Learning strides in convolutional neural networks
- URL: http://arxiv.org/abs/2202.01653v1
- Date: Thu, 3 Feb 2022 16:03:36 GMT
- Title: Learning strides in convolutional neural networks
- Authors: Rachid Riad, Olivier Teboul, David Grangier, Neil Zeghidour
- Abstract summary: This work introduces DiffStride, the first downsampling layer with learnable strides.
Experiments on audio and image classification show the generality and effectiveness of our solution.
- Score: 34.20666933112202
- License: http://creativecommons.org/licenses/by/4.0/
- Abstract: Convolutional neural networks typically contain several downsampling
operators, such as strided convolutions or pooling layers, that progressively
reduce the resolution of intermediate representations.
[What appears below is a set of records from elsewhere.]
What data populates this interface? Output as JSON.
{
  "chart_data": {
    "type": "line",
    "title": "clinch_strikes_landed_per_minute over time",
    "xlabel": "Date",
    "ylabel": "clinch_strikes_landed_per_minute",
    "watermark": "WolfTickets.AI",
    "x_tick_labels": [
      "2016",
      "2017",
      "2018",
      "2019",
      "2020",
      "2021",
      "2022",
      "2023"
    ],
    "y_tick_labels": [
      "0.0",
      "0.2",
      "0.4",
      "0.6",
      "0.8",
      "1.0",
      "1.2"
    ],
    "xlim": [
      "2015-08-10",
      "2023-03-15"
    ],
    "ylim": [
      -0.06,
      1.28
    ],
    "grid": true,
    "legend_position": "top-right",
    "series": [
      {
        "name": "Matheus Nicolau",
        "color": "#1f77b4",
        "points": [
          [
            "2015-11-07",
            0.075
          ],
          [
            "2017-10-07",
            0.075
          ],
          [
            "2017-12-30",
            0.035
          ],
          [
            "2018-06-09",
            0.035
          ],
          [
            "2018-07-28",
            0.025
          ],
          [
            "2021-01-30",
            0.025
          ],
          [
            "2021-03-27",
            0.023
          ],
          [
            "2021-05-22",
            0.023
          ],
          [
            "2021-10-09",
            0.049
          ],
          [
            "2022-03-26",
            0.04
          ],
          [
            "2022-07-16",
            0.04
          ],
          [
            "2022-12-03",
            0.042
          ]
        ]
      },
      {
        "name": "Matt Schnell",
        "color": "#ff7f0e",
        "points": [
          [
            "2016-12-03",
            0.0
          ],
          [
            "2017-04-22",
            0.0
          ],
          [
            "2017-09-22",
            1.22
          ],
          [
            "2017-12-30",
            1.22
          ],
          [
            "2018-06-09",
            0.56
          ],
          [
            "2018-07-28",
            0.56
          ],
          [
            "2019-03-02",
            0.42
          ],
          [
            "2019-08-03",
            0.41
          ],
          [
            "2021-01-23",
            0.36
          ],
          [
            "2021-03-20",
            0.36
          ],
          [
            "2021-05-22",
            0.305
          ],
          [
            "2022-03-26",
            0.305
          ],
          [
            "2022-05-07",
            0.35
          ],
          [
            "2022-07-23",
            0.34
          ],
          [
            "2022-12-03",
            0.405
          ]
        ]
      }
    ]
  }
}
This provides some
shift-invariance while reducing the computational complexity of the whole
architecture. A critical hyperparameter of such layers is their stride: the
integer factor of downsampling. As strides are not differentiable, finding the
best configuration either requires cross-validation or discrete optimization
(e.g. architecture search), which rapidly become prohibitive as the search
space grows exponentially with the number of downsampling layers. Hence,
exploring this search space by gradient descent would allow finding better
configurations at a lower computational cost. This work introduces DiffStride,
the first downsampling layer with learnable strides. Our layer learns the size
of a cropping mask in the Fourier domain, that effectively performs resizing in
a differentiable way. Experiments on audio and image classification show the
generality and effectiveness of our solution: we use DiffStride as a drop-in
replacement to standard downsampling layers and outperform them. In particular,
we show that introducing our layer into a ResNet-18 architecture allows keeping
consistent high performance on CIFAR10, CIFAR100 and ImageNet even when
training starts from poor random stride configurations. Moreover, formulating
strides as learnable variables allows us to introduce a regularization term
that controls the computational complexity of the architecture. We show how
this regularization allows trading off accuracy for efficiency on ImageNet.